Tom Wilczewski lives near the seashore he loves, in Long Branch, New Jersey, and has been a watercolorist for over 20 years. Entirely self-taught, his subjects range from still life to seascapes and gardens. As a native of Jersey City, he operated an engraving business for over 30 years and served on the Jersey City Mayor’s Task Force for the Handicapped, and as editor of its newsletter Access. His award-winning work is part of permanent corporate and international collections, and has been used for greeting cards, brochures and calendars. His watercolor "Saturday Wash" was published in the 2002 Calendar of the Christopher Reeve Foundation. Very Special Arts and Amnesty International have published note cards and Christmas cards featuring his work.

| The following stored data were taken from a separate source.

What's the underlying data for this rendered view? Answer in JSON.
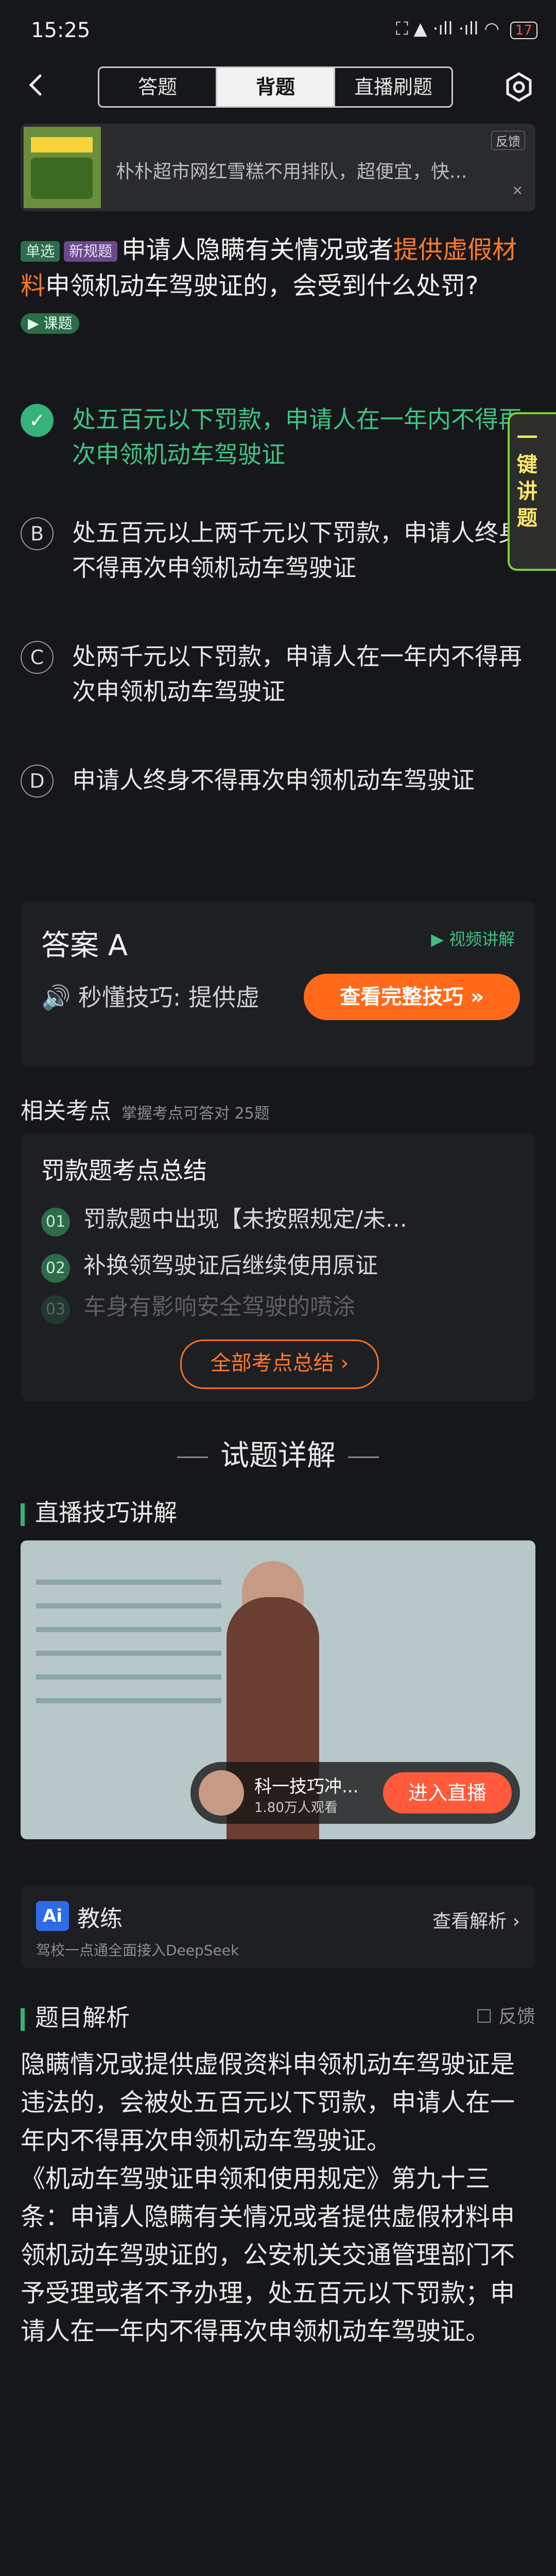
{
  "status_bar": {
    "time": "15:25",
    "indicators": "⛶ ▲ ·ıll ·ıll ◠",
    "battery": "17"
  },
  "nav": {
    "tabs": [
      "答题",
      "背题",
      "直播刷题"
    ],
    "active_tab": 1
  },
  "ad": {
    "text": "朴朴超市网红雪糕不用排队，超便宜，快...",
    "tag": "反馈"
  },
  "question": {
    "type_badge": "单选",
    "new_badge": "新规题",
    "text_before": "申请人隐瞒有关情况或者",
    "text_highlight": "提供虚假材料",
    "text_after": "申领机动车驾驶证的，会受到什么处罚?",
    "lesson_badge": "▶ 课题"
  },
  "options": [
    {
      "letter": "A",
      "text": "处五百元以下罚款，申请人在一年内不得再次申领机动车驾驶证",
      "correct": true
    },
    {
      "letter": "B",
      "text": "处五百元以上两千元以下罚款，申请人终身不得再次申领机动车驾驶证",
      "correct": false
    },
    {
      "letter": "C",
      "text": "处两千元以下罚款，申请人在一年内不得再次申领机动车驾驶证",
      "correct": false
    },
    {
      "letter": "D",
      "text": "申请人终身不得再次申领机动车驾驶证",
      "correct": false
    }
  ],
  "side_button": "一键讲题",
  "answer": {
    "label": "答案  A",
    "video_link": "▶ 视频讲解",
    "tip_prefix": "🔊 秒懂技巧: 提供虚",
    "tip_button": "查看完整技巧 »"
  },
  "knowledge": {
    "title": "相关考点",
    "subtitle": "掌握考点可答对 25题",
    "card_title": "罚款题考点总结",
    "items": [
      {
        "num": "01",
        "text": "罚款题中出现【未按照规定/未..."
      },
      {
        "num": "02",
        "text": "补换领驾驶证后继续使用原证"
      },
      {
        "num": "03",
        "text": "车身有影响安全驾驶的喷涂"
      }
    ],
    "all_button": "全部考点总结 ›"
  },
  "section_title": "试题详解",
  "live": {
    "title": "直播技巧讲解",
    "teacher": "科一技巧冲...",
    "viewers": "1.80万人观看",
    "enter": "进入直播"
  },
  "coach": {
    "logo": "Ai",
    "name": "教练",
    "sub": "驾校一点通全面接入DeepSeek",
    "link": "查看解析 ›"
  },
  "analysis": {
    "title": "题目解析",
    "feedback": "☐ 反馈",
    "paragraphs": [
      "隐瞒情况或提供虚假资料申领机动车驾驶证是违法的，会被处五百元以下罚款，申请人在一年内不得再次申领机动车驾驶证。",
      "《机动车驾驶证申领和使用规定》第九十三条：申请人隐瞒有关情况或者提供虚假材料申领机动车驾驶证的，公安机关交通管理部门不予受理或者不予办理，处五百元以下罚款；申请人在一年内不得再次申领机动车驾驶证。"
    ]
  }
}
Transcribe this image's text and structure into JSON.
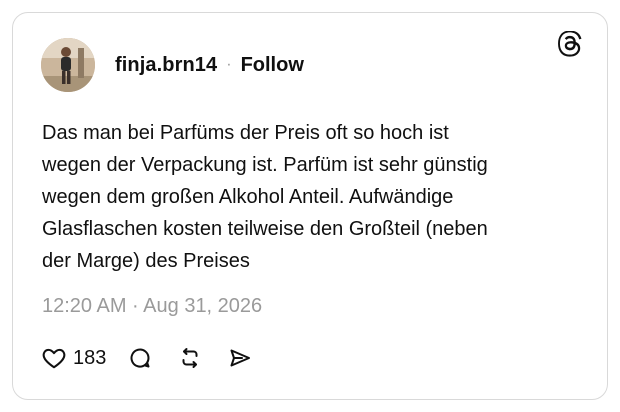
{
  "post": {
    "username": "finja.brn14",
    "separator": "·",
    "follow_label": "Follow",
    "text": "Das man bei Parfüms der Preis oft so hoch ist\nwegen der Verpackung ist. Parfüm ist sehr günstig\nwegen dem großen Alkohol Anteil. Aufwändige\nGlasflaschen kosten teilweise den Großteil (neben\nder Marge) des Preises",
    "timestamp": "12:20 AM · Aug 31, 2026",
    "like_count": "183"
  },
  "icons": {
    "brand": "threads-icon",
    "like": "heart-icon",
    "reply": "comment-icon",
    "repost": "repost-icon",
    "share": "share-icon"
  },
  "colors": {
    "text": "#101010",
    "muted": "#9a9a9a",
    "border": "#d9d9d9"
  }
}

Active in The American Artists Professional League (both NY and NJ chapters), and other arts societies, he was recently elected to the board of directors for the New Jersey Polio Network. He sponsors his own annual award given to a handicapped student of the A. Harry Moore School in Jersey City and has written a poetry book Poetry in Watercolor, as well as Tom Wilczewski’s Watercolor Workbook,which he uses when teaching.

Allison Doatch

Allison Doatch, age 19, lives in Edison, New Jersey. She received the VSA arts of New Jersey Arts Excellence Award and the Governor’s Award in Arts Education in 2001. One of her drawings has been recreated as an Earth Day poster distributed by the Department of Defense to be displayed at all military commissary stores throughout the United States and all over the world. In 2001, she also received an Award of Excellence from VSA arts of NJ for representing New Jersey in the Children Beyond Borders International Exhibition at the Winter Olympics in Salt Lake City, Utah. She plans to continue her education, majoring in Fine Arts at Middlesex County College and beyond.

Harriett Schwartz

Harriet Schwartz earned her Bachelor in Arts from Brooklyn College in 1942. She did charcoal sketching portraits of soldiers on the base in Boca Raton, Florida and taught elementary school for several years. For many years she was in business with her husband, Harry; running the office of their company which manufactured prepared baking mixes. They had five children, then sold the business in 1983 and retired to San Diego. When her husband died in 1991, she moved back to the East Coast to be with her daughters. In her early 70's, she took up sculpture and has been studying with Cara London for ten years. She is lives in Flemington, New Jersey.

John Spreen

John Spreen feels that "detours, wrong turns, bumps, and holes (along with full-scale wrecks) serve as the metaphor for the struggle to survive" on his road of life. He uses the experiences of his years spent wandering this road as the basis for his lyrics. Spreen will show his paintings on Thursday, but his first art is music… both guitar and vocals, and he is known as "Jesus Johnny." Finding faith has given him direction on the road, and although it is no less hazardous, he has the strength to go on finding his way home. Spreen lives in Manahawkin, New Jersey.

Regina Marcantuono

Regina Marcantuono, of North Caldwell, is a freshman Art major at Caldwell College, with special interests in Art Therapy and Early Childhood Education. While a senior at West Essex High School, she won the Patrick Flannery Scholarship and was also a representative to the Art Symposium sponsored by William Paterson University. In March 2002, Regina received the Student Arts Excellence Award in Visual Art/Fine Art from the VSA Arts of New Jersey and then went on to receive the distinguished Governor's Award in Arts Education.

Janet Kolstein

Janet Kolstein, a Guttenberg, New Jersey artist, works predominantly in collage/mixed media. She has shown her work throughout the U.S. and was a member of the Collage/Assemblage Society which creates exhibition opportunities in New York City. Previous to a 1987 car accident that left her with a mobility challenge, Kolstein was a textile designer and painter. In 1998, her collage was used as the cover of the Bryn Mawr Alumnae Bulletin and in 2001, one of her works was chosen as the cover of the Elton John Fan Club Calendar which was sold via the fan club’s website. She has had a one-person exhibit at Passaic County Community College in Paterson, and in 2002, her collage work was featured in a group show at New Century Artists in the Chelsea section of New York City.